33 posts later and the question of the day is how to push the nose over and not exceed Vmo in a rapid decompression event.

How about some of the experts in here tell me how a 737 past the half way point to Hawaii, will either provide 150 passengers with O2 at altitude for the remainder of the trip or have enough fuel to fly the last 1100 Nm at 12500 feet.....

The explanation is based on the balance of forces in the dive.

At constant speed, the drag of the aircraft is balanced by the thrust and the gravity component along the flight path. The gravity component increases as the dive steepens, so for the steepest dive angle you want the most drag and the least thrust. Drag being proportional to speed squared, the faster you go the steeper the dive angle can be.

Furthermore, what counts is not dive angle but rate of descent. The faster you go for a given dive angle, the higher the ROD will be.

Therefore, for a given aircraft configuration, the faster you go, the higher the ROD will be, and its probably something like a cube factor on the speed. So speed is a very powerful determinant of ROD.

The only slight caveat is the statement "for a given aircraft configuration". Obviously if you change the configuration to achieve more drag, you can achieve a steeped angle. BUT if you give up speed limits in order to achieve a steeper angle, you may well (and in many cases do) lose out on ROD.

Going up the back side of the drag curve doesn't work because you get a fair amount of drag, but even if you could get the same dive angle as at Vmo, your rate of descent, which depends on both speed AND dive angle, will be anaemic compared to the VMO case - perhaps only 1/3 the ROD.

- heard of ETOPS?

You might break out of your FAR 91, small plane world and refer to FAR 121.333 and FAR 121.646. Airliners are REQUIRED to provide for a depressurization in passenger operations at the ETP. Wet footprints are NOT allowed.

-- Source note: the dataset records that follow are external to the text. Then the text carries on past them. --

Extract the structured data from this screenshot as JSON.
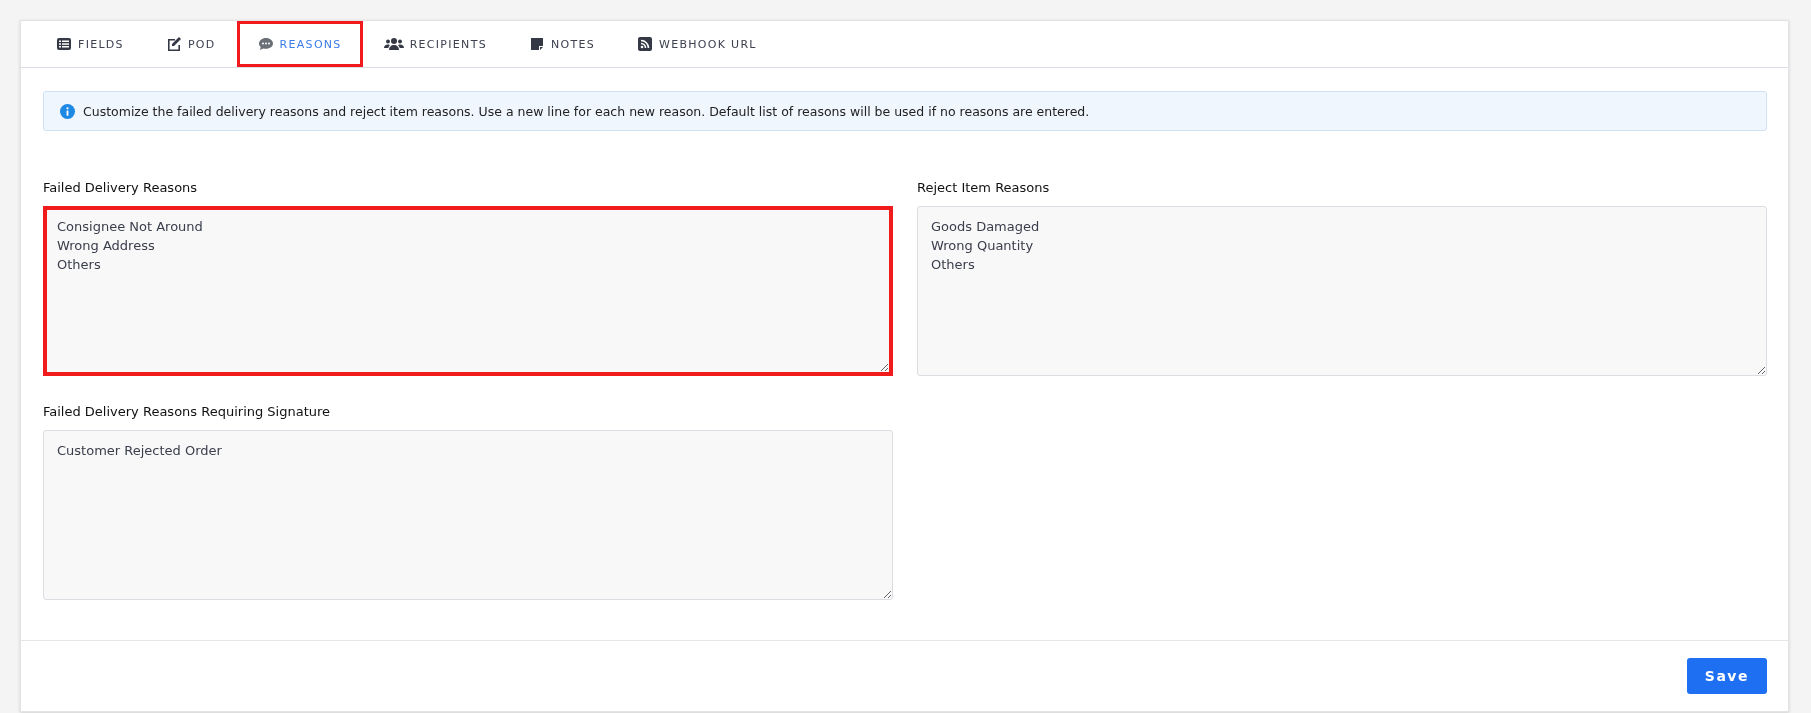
{
  "tabs": [
    {
      "label": "FIELDS",
      "kind": "list",
      "selected": false,
      "highlighted": false
    },
    {
      "label": "POD",
      "kind": "edit",
      "selected": false,
      "highlighted": false
    },
    {
      "label": "REASONS",
      "kind": "comment",
      "selected": true,
      "highlighted": true
    },
    {
      "label": "RECIPIENTS",
      "kind": "users",
      "selected": false,
      "highlighted": false
    },
    {
      "label": "NOTES",
      "kind": "note",
      "selected": false,
      "highlighted": false
    },
    {
      "label": "WEBHOOK URL",
      "kind": "rss",
      "selected": false,
      "highlighted": false
    }
  ],
  "info": "Customize the failed delivery reasons and reject item reasons. Use a new line for each new reason. Default list of reasons will be used if no reasons are entered.",
  "fields": [
    {
      "label": "Failed Delivery Reasons",
      "value": "Consignee Not Around\nWrong Address\nOthers",
      "highlighted": true
    },
    {
      "label": "Reject Item Reasons",
      "value": "Goods Damaged\nWrong Quantity\nOthers",
      "highlighted": false
    },
    {
      "label": "Failed Delivery Reasons Requiring Signature",
      "value": "Customer Rejected Order",
      "highlighted": false
    }
  ],
  "save_button": "Save"
}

I don't have a B737 FPCCM, but you can be assured that the plan has fuel for a diversion at the ETP, either onward to HI or return to CA. We do it in business jets, the airlines do it. Simple or you don't go.

GF

g.f.

I flew 121 quite often LAX-HNL and return. But, my experience was limited to TWA's L1011-100.

Westbound, once out of LAX about 300 miles SFO was our diversionary alternate until passing the ETP, at which point it became Hilo. Otherwise the wet footprint would be a problem.

Don't know whether that holds true to the 777 or A330 with their awesome range, but it seems like a B737-800 would be more critical than the L1011-100.

BTW, I am in Kauai this week. Landing at Lihue (PHLI) on Friday there was an Alaska Airlines 737 (800?, NG?) parked at the terminal. I presume it came from PANC. Or,perhaps Seattle? Anywhere else seems a bit of a stretch.

I think AS does PLHI-KSEA and PHLI-KLAX right now. -800SFP. All the islands are a stretch in a 737, really.